George Perris of Sierra Marketing Group, Rocklin, Calif., commented, "The PC market is saturated and will go into a little slowdown" this year. Mr. Perris said most people buying new PC models today are replacing very old machines, and he does not believe the MMX technology provides enough of an edge to heavily spur replacement of more recently built PCs. "I read no significance into the MMX chip at this time. I don't think anyone will upgrade their PCs just because it is 10 percent faster."

Intel claims, however, that the processor will provide a performance boost of up to 60 percent when running multimedia applications and that will strongly drive the market for the new chips. Albert Yu, Intel senior VP and GM of the Microprocessor Products group, said in an interview with Electronic News that the company realizes there is limited market initially but he expects a rapid acceptance of the new technology.

"We're going to increase the floating-point performance pretty dramatically as we go on to the next generation and higher frequencies," Mr. Yu noted. "So that's how people are thinking about 3-D today. MMX is a piece of it. Floating point is another piece of it. AGP is another piece of it. So if you pull all that together, by the end of this year, we are going to have some really exciting 3-D platforms."

The Pentium with MMX, with some 4.5 million transistors and built on an enhanced version of the same 0.35-micron process used on today's Pentium processors, will initially be offered at internal operating frequencies of 166MHz and 200MHz for desktop systems. As reported previously, Intel is also making the processor available immediately for the portable systems market (EN, Jan. 6) in 150MHz and 166MHz versions.

The 200MHz Pentium with MMX (3.3 volt) is priced at $550, while the 166MHz version (2.8V) is $407. Both are in PGA packaging. The 166MHz version at 2.5V in both TCP and PPGA for notebook systems is $550, while the 150MHz version (2.5V) is $443 in the same package options.

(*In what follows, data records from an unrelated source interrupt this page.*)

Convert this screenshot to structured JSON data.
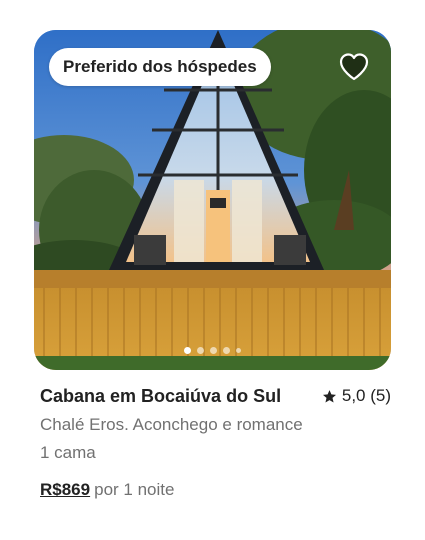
{
  "listing": {
    "badge": "Preferido dos hóspedes",
    "title": "Cabana em Bocaiúva do Sul",
    "rating": "5,0 (5)",
    "subtitle": "Chalé Eros. Aconchego e romance",
    "beds": "1 cama",
    "price": "R$869",
    "price_suffix": "por 1 noite"
  },
  "carousel": {
    "total_dots": 5,
    "active_dot": 1
  },
  "icons": {
    "favorite": "heart-icon",
    "rating": "star-icon"
  },
  "colors": {
    "text": "#222222",
    "secondary_text": "#717171",
    "badge_bg": "#ffffff"
  }
}
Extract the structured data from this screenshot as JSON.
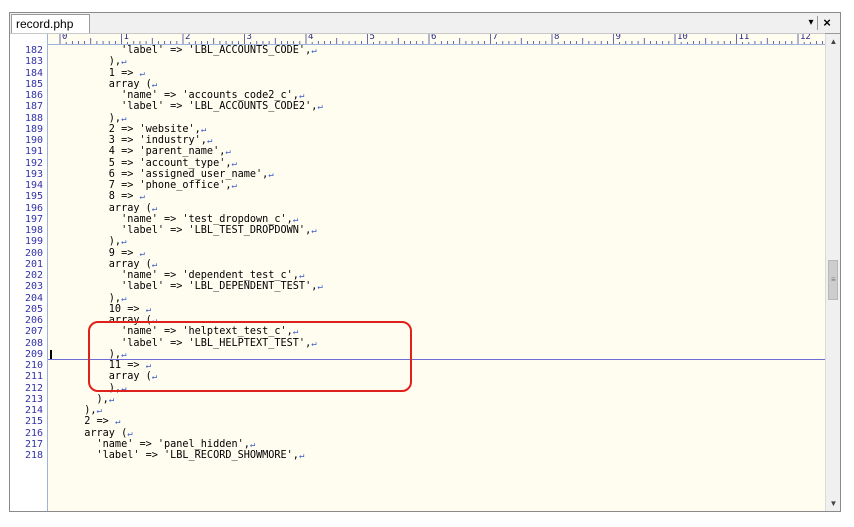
{
  "tab": {
    "label": "record.php"
  },
  "toolbar": {
    "dropdown_glyph": "▾",
    "close_glyph": "×"
  },
  "ruler": {
    "labels": [
      "0",
      "1",
      "2",
      "3",
      "4",
      "5",
      "6",
      "7",
      "8",
      "9",
      "10",
      "11",
      "12"
    ]
  },
  "eol_glyph": "↵",
  "scrollbar": {
    "up_glyph": "▲",
    "down_glyph": "▼",
    "grip_glyph": "≡"
  },
  "current_line": "209",
  "lines": [
    {
      "n": "182",
      "text": "        'label' => 'LBL_ACCOUNTS_CODE',"
    },
    {
      "n": "183",
      "text": "      ),"
    },
    {
      "n": "184",
      "text": "      1 => "
    },
    {
      "n": "185",
      "text": "      array ("
    },
    {
      "n": "186",
      "text": "        'name' => 'accounts_code2_c',"
    },
    {
      "n": "187",
      "text": "        'label' => 'LBL_ACCOUNTS_CODE2',"
    },
    {
      "n": "188",
      "text": "      ),"
    },
    {
      "n": "189",
      "text": "      2 => 'website',"
    },
    {
      "n": "190",
      "text": "      3 => 'industry',"
    },
    {
      "n": "191",
      "text": "      4 => 'parent_name',"
    },
    {
      "n": "192",
      "text": "      5 => 'account_type',"
    },
    {
      "n": "193",
      "text": "      6 => 'assigned_user_name',"
    },
    {
      "n": "194",
      "text": "      7 => 'phone_office',"
    },
    {
      "n": "195",
      "text": "      8 => "
    },
    {
      "n": "196",
      "text": "      array ("
    },
    {
      "n": "197",
      "text": "        'name' => 'test_dropdown_c',"
    },
    {
      "n": "198",
      "text": "        'label' => 'LBL_TEST_DROPDOWN',"
    },
    {
      "n": "199",
      "text": "      ),"
    },
    {
      "n": "200",
      "text": "      9 => "
    },
    {
      "n": "201",
      "text": "      array ("
    },
    {
      "n": "202",
      "text": "        'name' => 'dependent_test_c',"
    },
    {
      "n": "203",
      "text": "        'label' => 'LBL_DEPENDENT_TEST',"
    },
    {
      "n": "204",
      "text": "      ),"
    },
    {
      "n": "205",
      "text": "      10 => "
    },
    {
      "n": "206",
      "text": "      array ("
    },
    {
      "n": "207",
      "text": "        'name' => 'helptext_test_c',"
    },
    {
      "n": "208",
      "text": "        'label' => 'LBL_HELPTEXT_TEST',"
    },
    {
      "n": "209",
      "text": "      ),"
    },
    {
      "n": "210",
      "text": "      11 => "
    },
    {
      "n": "211",
      "text": "      array ("
    },
    {
      "n": "212",
      "text": "      ),"
    },
    {
      "n": "213",
      "text": "    ),"
    },
    {
      "n": "214",
      "text": "  ),"
    },
    {
      "n": "215",
      "text": "  2 => "
    },
    {
      "n": "216",
      "text": "  array ("
    },
    {
      "n": "217",
      "text": "    'name' => 'panel_hidden',"
    },
    {
      "n": "218",
      "text": "    'label' => 'LBL_RECORD_SHOWMORE',"
    }
  ],
  "colors": {
    "line_number": "#3232a8",
    "eol": "#3a5fcd",
    "highlight": "#e0201a",
    "editor_bg": "#fffdf0"
  }
}
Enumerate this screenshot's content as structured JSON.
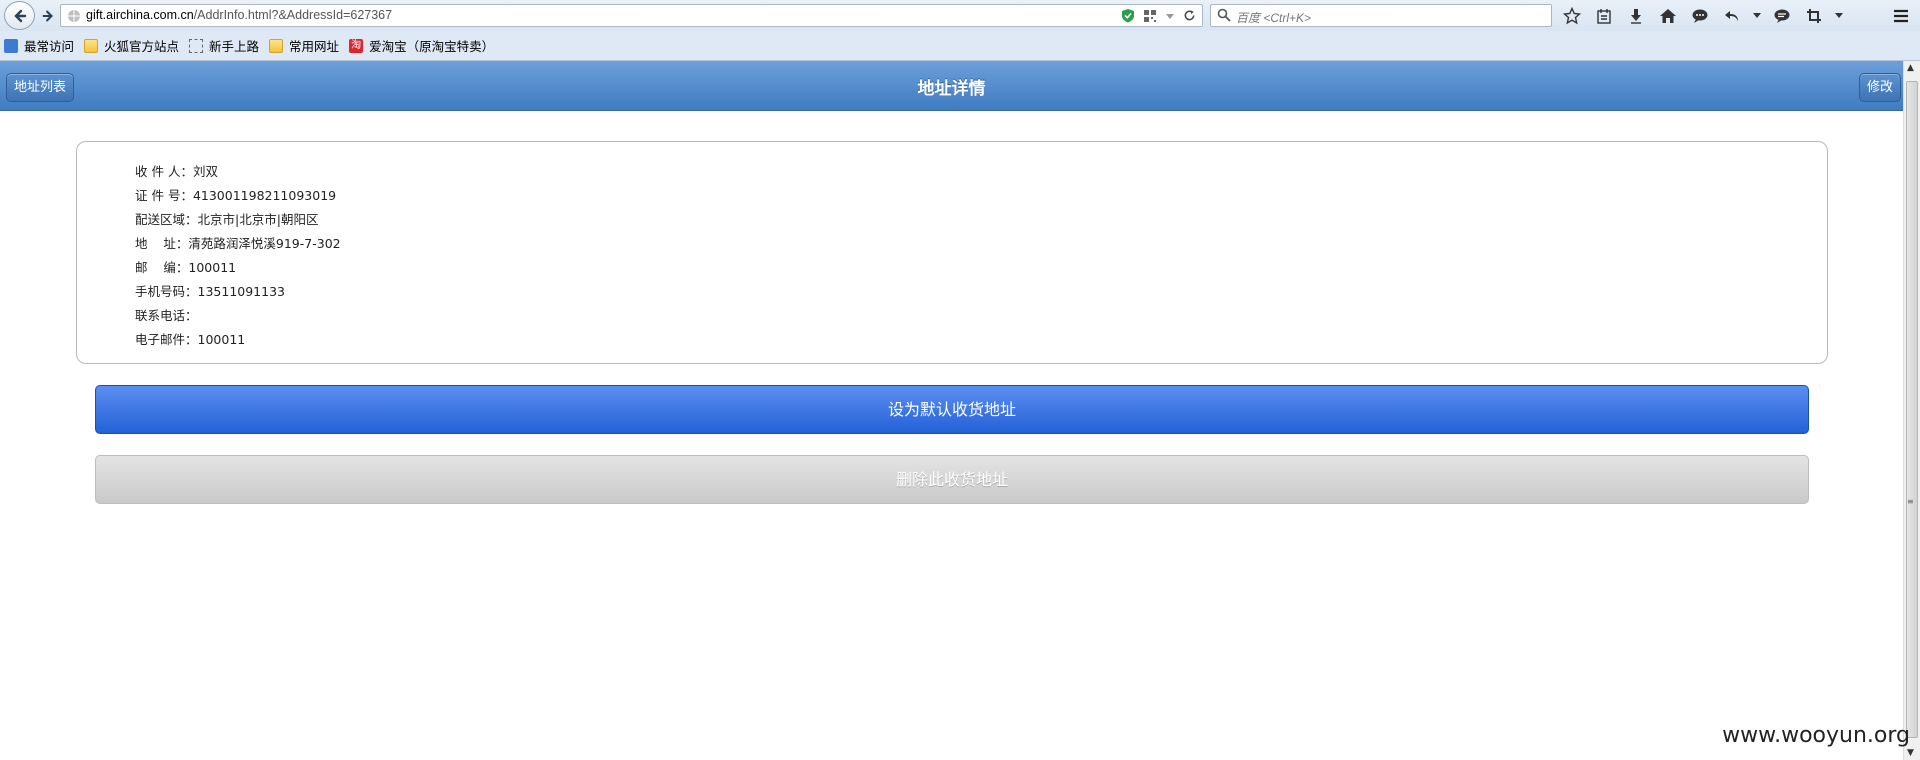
{
  "browser": {
    "url_domain": "gift.airchina.com.cn",
    "url_path": "/AddrInfo.html?&AddressId=627367",
    "search_placeholder": "百度 <Ctrl+K>",
    "bookmarks": [
      {
        "label": "最常访问",
        "icon": "bookmark-icon"
      },
      {
        "label": "火狐官方站点",
        "icon": "folder-icon"
      },
      {
        "label": "新手上路",
        "icon": "dashed-box-icon"
      },
      {
        "label": "常用网址",
        "icon": "folder-icon"
      },
      {
        "label": "爱淘宝（原淘宝特卖）",
        "icon": "taobao-icon",
        "icon_text": "淘"
      }
    ]
  },
  "header": {
    "title": "地址详情",
    "left_button": "地址列表",
    "right_button": "修改",
    "color": "#4a86c8"
  },
  "details": [
    {
      "label": "收 件 人：",
      "value": "刘双"
    },
    {
      "label": "证 件 号：",
      "value": "413001198211093019"
    },
    {
      "label": "配送区域：",
      "value": "北京市|北京市|朝阳区"
    },
    {
      "label": "地    址：",
      "value": "清苑路润泽悦溪919-7-302"
    },
    {
      "label": "邮    编：",
      "value": "100011"
    },
    {
      "label": "手机号码：",
      "value": "13511091133"
    },
    {
      "label": "联系电话：",
      "value": ""
    },
    {
      "label": "电子邮件：",
      "value": "100011"
    }
  ],
  "actions": {
    "set_default": "设为默认收货地址",
    "delete": "删除此收货地址",
    "primary_color": "#2a66dc"
  },
  "watermark": "www.wooyun.org"
}
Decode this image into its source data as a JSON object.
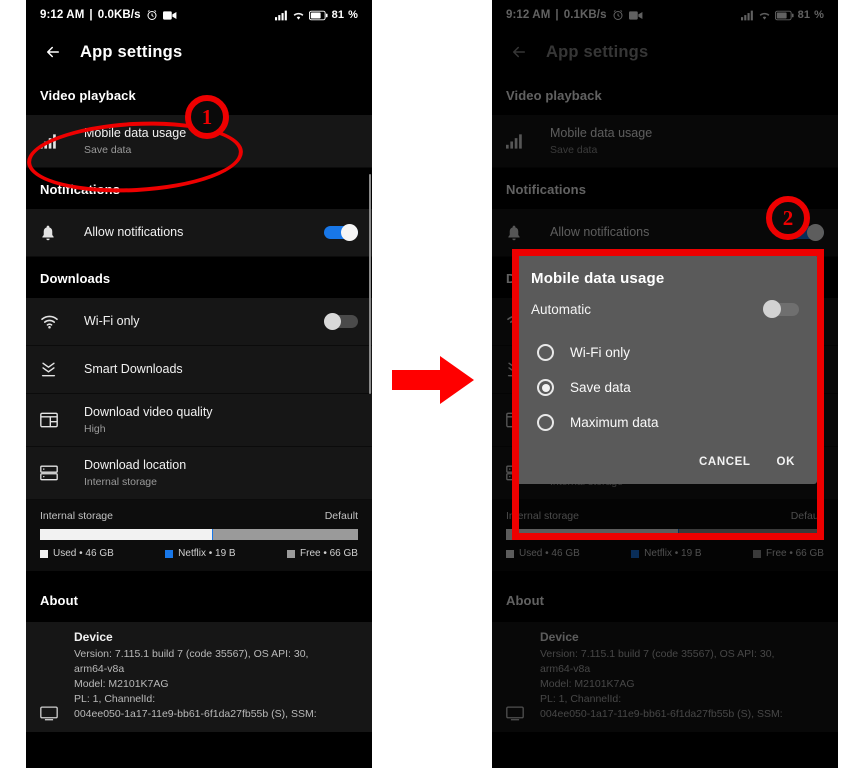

In terms of performance, SPEC CPU95 performance for the 200MHz processor is 6.41 SPECint95 and 4.66 SPECfp95. Performance for the 166MHz processor is 5.59 SPECint95 and 4.3 SPECfp95. The iCOMP Index 2.0 ratings are 182 and 160, respectively.

Key to the technology in Pentium with MMX is a technique called single instruction, multiple data (SIMD). This allows for multiple data streams to be processed with a single instruction, providing parallelism, which Intel said can significantly boost performance for certain applications. The definition of MMX resulted, the company said, from a joint effort between a dedicated group within Intel's 1,000 MPU engineering cadre and outside software development partners.

Mr. Yu said that although 3-D is the most exciting of the applications for MMX right now, the 57 instructions that were added to Pentium to create the MMX extensions were not tailored specifically for 3-D.

"No, they weren't. What we did is look at what happens for multimedia applications, video and things like that. It turns out what they want is one instruction that can execute a whole bunch of data.

"This is a typical SIMD kind of thing. SIMD is not only good for video but also good for 3-D. So what we did was basically implement some of those instructions so one instruction can operate in parallel--a whole bunch of data all at once. So people can use it for 3-D, use it for communications, can use it for some things that people aren't even talking about yet."

OEMs have hailed the revamped technology, but the question of Intel's increasing integration of functionality onto the MPU raises the question of how graphics and 3-D chip companies will fit into the picture.

"MMX will raise the bar for how multimedia functions on the PC," commented Yong Yao, VP of strategic marketing and planning for Trident Microsystems. "Hardware acceleration will continue to push the envelope, and MMX will reshape the workload, in all cases helping companies like Trident."